I stumbled across this "Majorca Pink" rosemary, quite by accident, unknown to me until last year. I thought it might work for a hedge or border on the south side of my middle garden. It is a location with wonderful sandy soil, and good drainage. This spot also receives a lot of sun, and is dry.
I planted this hedge, with several 1 gallon "Majorca Pink" rosemary plants spaced about one and half feet apart. The same method you would use to start a boxwood hedge. Let the plants establish themselves first for a year, and then you can trim their tops slightly if they reach the approximate height you are desiring. After tipping their tops, their sides will eventually reach for each other in the form of a hedge. The "Majorca Pink" is very easy to care for, and I have just let it go, liking the shape and the hedge it is forming.
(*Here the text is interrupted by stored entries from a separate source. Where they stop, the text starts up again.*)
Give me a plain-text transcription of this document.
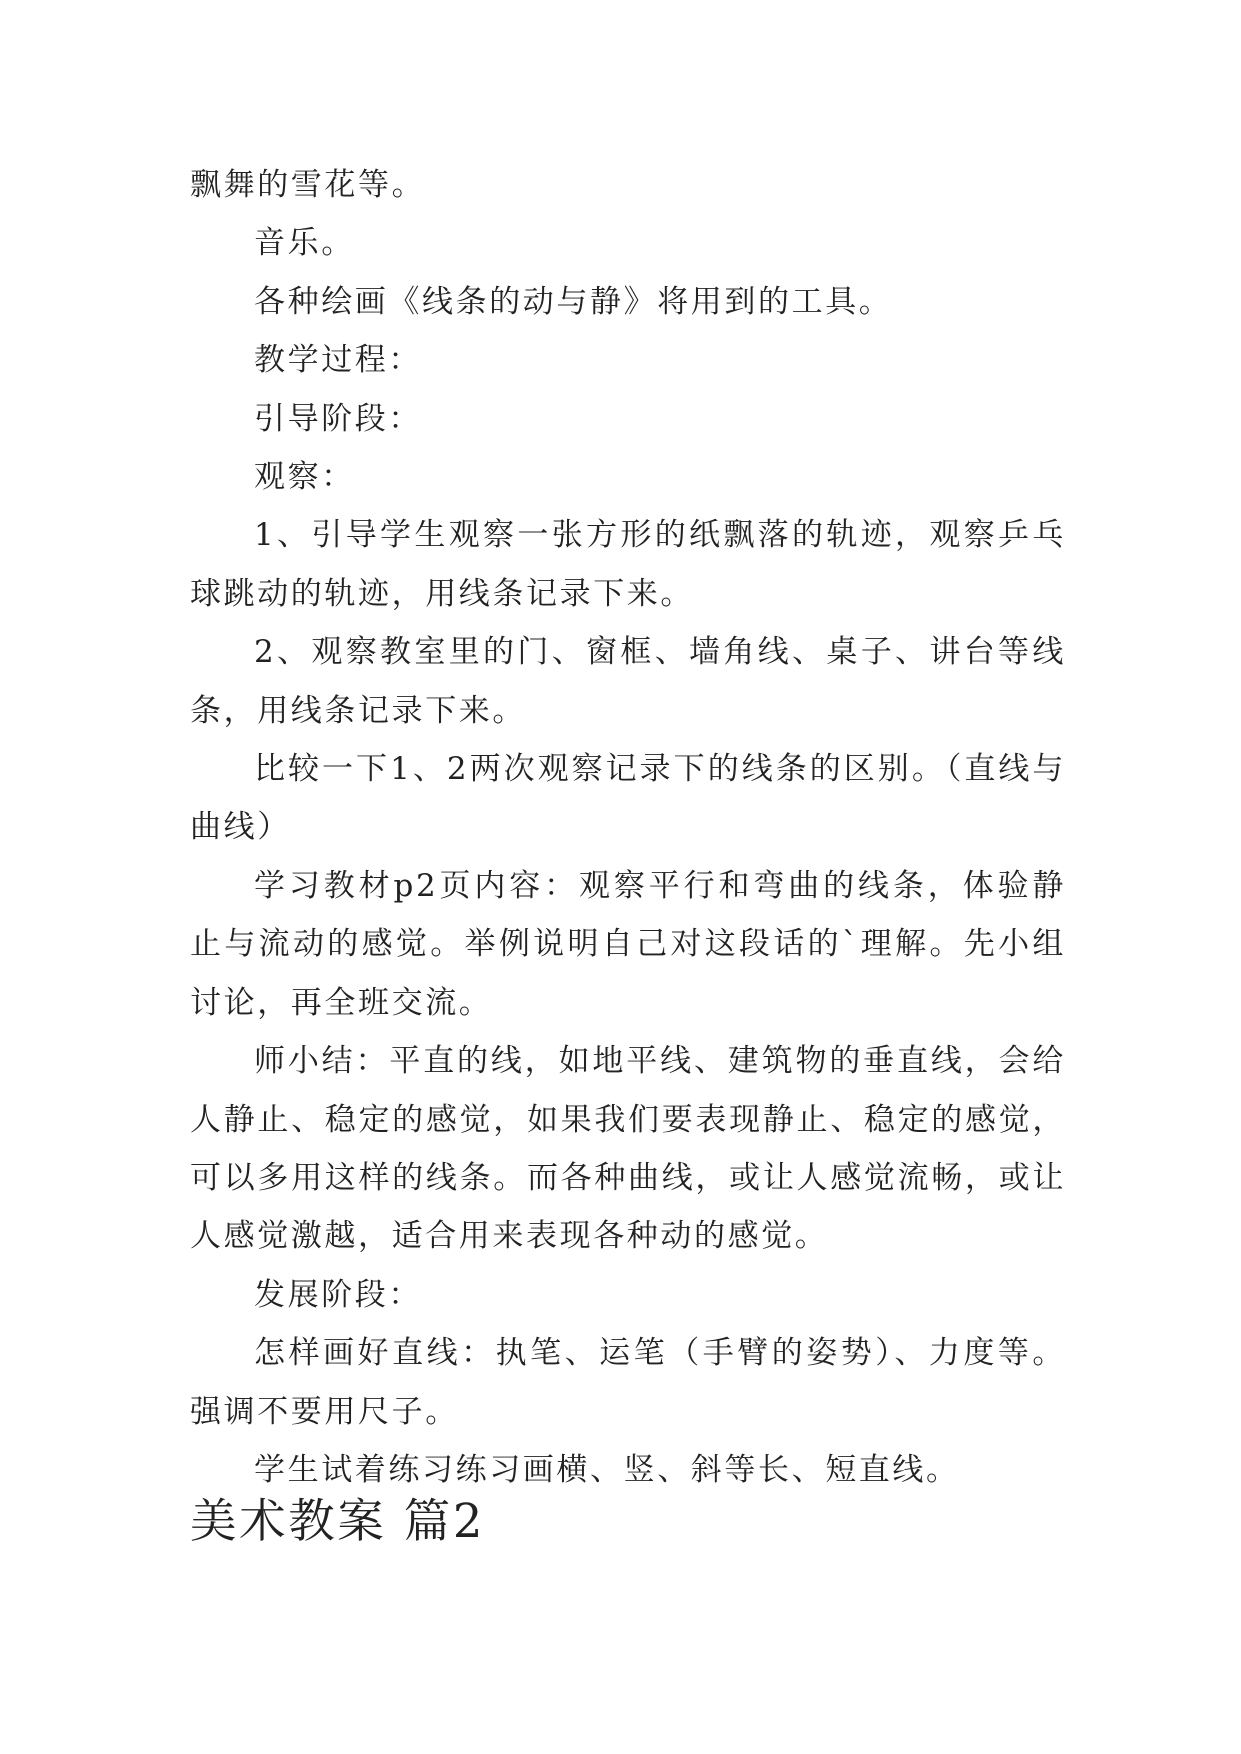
飘舞的雪花等。

音乐。

各种绘画《线条的动与静》将用到的工具。

教学过程：

引导阶段：

观察：

1、引导学生观察一张方形的纸飘落的轨迹，观察乒乓球跳动的轨迹，用线条记录下来。

2、观察教室里的门、窗框、墙角线、桌子、讲台等线条，用线条记录下来。

比较一下1、2两次观察记录下的线条的区别。（直线与曲线）

学习教材p2页内容：观察平行和弯曲的线条，体验静止与流动的感觉。举例说明自己对这段话的`理解。先小组讨论，再全班交流。

师小结：平直的线，如地平线、建筑物的垂直线，会给人静止、稳定的感觉，如果我们要表现静止、稳定的感觉，可以多用这样的线条。而各种曲线，或让人感觉流畅，或让人感觉激越，适合用来表现各种动的感觉。

发展阶段：

怎样画好直线：执笔、运笔（手臂的姿势）、力度等。强调不要用尺子。

学生试着练习练习画横、竖、斜等长、短直线。

美术教案 篇2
This type of rosemary is very pretty laced, as well.
I have several types of rosemary woven throughout my garden, besides the "Pink Majorca", such as the "Tuscan Blue", "Prostratus" and "Huntington Carpet". There are many, many other types to discover, too. Search the internet or your local nurseries for different ones. You just might surprise yourself, I had never thought of using "Pink Majorca" rosemary as a hedge.